WASHINGTON: The space shuttle Atlantis blasts off Friday on the last mission of its 25-year career, taking astronauts to the International Space Station (ISS) one last time before becoming a museum piece.
The 32nd and final voyage for Atlantis, which first launched in 1985, will take six astronauts to the orbiting space research facility, delivering an integrated cargo carrier and a Russian-built mini research module.
Lift-off is scheduled for 1820 GMT from Kennedy Space Center near Cape Canaveral in Florida, weather-permitting.
A poignant moment for NASA as the US space agency counts down towards the end of an era in human spaceflight, Atlantis will be retired on its safe return home.
"The vehicle is in great shape… and from a Space Shuttle Program and ISS Program standpoint, we’re ready to launch Atlantis and get this mission under way," NASA launch manager Mike Moses said Wednesday.
His team gave Atlantis a unanimous "go" for liftoff on mission STS-132 and weather forecasts were 70 percent favorable, reflecting some concern over possible low cloud.
During a mission of almost 13 days, most of which will be spent moored to the ISS, Atlantis and the crew will deliver more than 12 tons of equipment, including power storage batteries, a communications antenna and a radiator.
The biggest single element being transported is the five-ton Rassver research module, or MRM-1, which will provide additional storage space and a new docking port for Russian Soyuz and Progress spacecraft.
The Rassver — dawn in Russian — which will be permanently attached to the bottom of the space station’s Zarya module, carries important hardware on its exterior including a radiator, airlock and a European robotic arm.
Three spacewalks of six-and-a-half hours each are scheduled during the mission, notably to install new batteries and a communications antenna on the space station.
When the mission is complete, only two more shuttle launches remain — one each for Discovery and Endeavour — before the aging fleet is mothballed at the end of the year.
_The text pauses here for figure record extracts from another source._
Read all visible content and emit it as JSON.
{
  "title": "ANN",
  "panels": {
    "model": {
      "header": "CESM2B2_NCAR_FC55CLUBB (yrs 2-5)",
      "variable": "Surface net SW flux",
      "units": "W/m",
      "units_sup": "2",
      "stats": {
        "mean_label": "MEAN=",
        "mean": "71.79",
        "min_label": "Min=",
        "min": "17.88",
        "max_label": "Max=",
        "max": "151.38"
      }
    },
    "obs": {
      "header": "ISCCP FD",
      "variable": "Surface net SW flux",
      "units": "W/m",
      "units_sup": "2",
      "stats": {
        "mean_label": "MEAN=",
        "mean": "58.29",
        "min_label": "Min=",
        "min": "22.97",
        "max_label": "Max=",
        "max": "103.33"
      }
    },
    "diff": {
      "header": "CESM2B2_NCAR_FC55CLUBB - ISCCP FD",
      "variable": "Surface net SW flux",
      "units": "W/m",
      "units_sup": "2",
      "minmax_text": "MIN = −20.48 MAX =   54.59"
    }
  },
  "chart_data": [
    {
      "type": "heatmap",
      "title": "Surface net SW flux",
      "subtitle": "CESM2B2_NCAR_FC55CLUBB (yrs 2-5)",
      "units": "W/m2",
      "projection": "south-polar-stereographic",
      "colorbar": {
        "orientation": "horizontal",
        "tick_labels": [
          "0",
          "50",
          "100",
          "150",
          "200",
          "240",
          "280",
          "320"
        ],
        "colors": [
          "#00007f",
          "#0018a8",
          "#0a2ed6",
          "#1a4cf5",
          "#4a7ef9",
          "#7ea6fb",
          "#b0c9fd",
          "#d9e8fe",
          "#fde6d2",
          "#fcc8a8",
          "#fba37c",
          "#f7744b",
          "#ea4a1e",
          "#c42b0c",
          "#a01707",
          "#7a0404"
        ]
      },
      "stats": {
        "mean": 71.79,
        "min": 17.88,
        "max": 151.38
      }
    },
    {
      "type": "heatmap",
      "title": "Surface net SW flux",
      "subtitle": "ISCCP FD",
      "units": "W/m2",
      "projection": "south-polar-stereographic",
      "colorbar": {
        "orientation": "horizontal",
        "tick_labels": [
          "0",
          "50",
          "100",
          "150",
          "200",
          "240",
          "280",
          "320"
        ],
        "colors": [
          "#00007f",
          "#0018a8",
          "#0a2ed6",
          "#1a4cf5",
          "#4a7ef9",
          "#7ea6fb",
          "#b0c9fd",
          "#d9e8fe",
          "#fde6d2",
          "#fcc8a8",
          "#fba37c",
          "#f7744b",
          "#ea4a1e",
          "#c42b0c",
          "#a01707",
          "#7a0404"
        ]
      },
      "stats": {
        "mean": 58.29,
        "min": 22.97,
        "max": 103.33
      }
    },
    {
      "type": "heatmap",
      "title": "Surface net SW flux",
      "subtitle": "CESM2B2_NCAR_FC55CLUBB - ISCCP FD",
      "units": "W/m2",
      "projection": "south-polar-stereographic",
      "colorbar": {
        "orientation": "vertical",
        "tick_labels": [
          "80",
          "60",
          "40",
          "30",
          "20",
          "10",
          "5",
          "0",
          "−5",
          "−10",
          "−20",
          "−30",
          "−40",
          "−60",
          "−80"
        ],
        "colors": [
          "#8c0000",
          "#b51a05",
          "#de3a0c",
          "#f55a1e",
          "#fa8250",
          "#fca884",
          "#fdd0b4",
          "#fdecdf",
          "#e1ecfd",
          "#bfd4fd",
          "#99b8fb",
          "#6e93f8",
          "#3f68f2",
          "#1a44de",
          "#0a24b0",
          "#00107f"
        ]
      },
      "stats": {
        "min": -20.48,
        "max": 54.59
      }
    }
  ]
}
NASA late last month pushed back to November the launch of the shuttle Endeavour to modify an experiment module that is to be attached to the orbiting outpost.
It had been scheduled to lift off July 29 but will now launch "no earlier than mid-November 2010" so that scientists can upgrade a magnet in the Alpha Magnetic Spectrometer program to a longer-lasting device.
The rescheduling did not affect the launch of Atlantis but the move
means Endeavour now replaces Discovery — set for a September 16 mission — as the last ever shuttle launch.
Once the three shuttles are retired, the United States will rely on Russia to take astronauts to the station aboard three-seater Soyuz spacecraft until a new fleet of commercial space taxis is operational.
President Barack Obama effectively abandoned in February plans laid down by his predecessor George W. Bush to send astronauts back to the moon by 2020 and perhaps on to Mars with a new generation of rocket and spacecraft.
Constrained by soaring deficits, Obama submitted a budget to Congress that encouraged NASA to focus instead on developing commercial transport alternatives to ferry astronauts to the ISS after the shuttle program ends.
Nonetheless, Obama set a bold new course in April for the future of US space travel, laying out a vision to send American astronauts into Mars orbit within the next three decades.
He envisaged the design of a new spacecraft by 2025 for human travel deep into space and said he believed missions to asteroids and to orbit Mars by the mid-1930s were achievable.
By the time the final three missions are complete, the space shuttles — characterized by NASA as the most advanced machines ever built — will have flown 134 missions into orbit.
The ISS, a joint project involving 16 countries, has cost around $100 billion, mostly funded by the United States.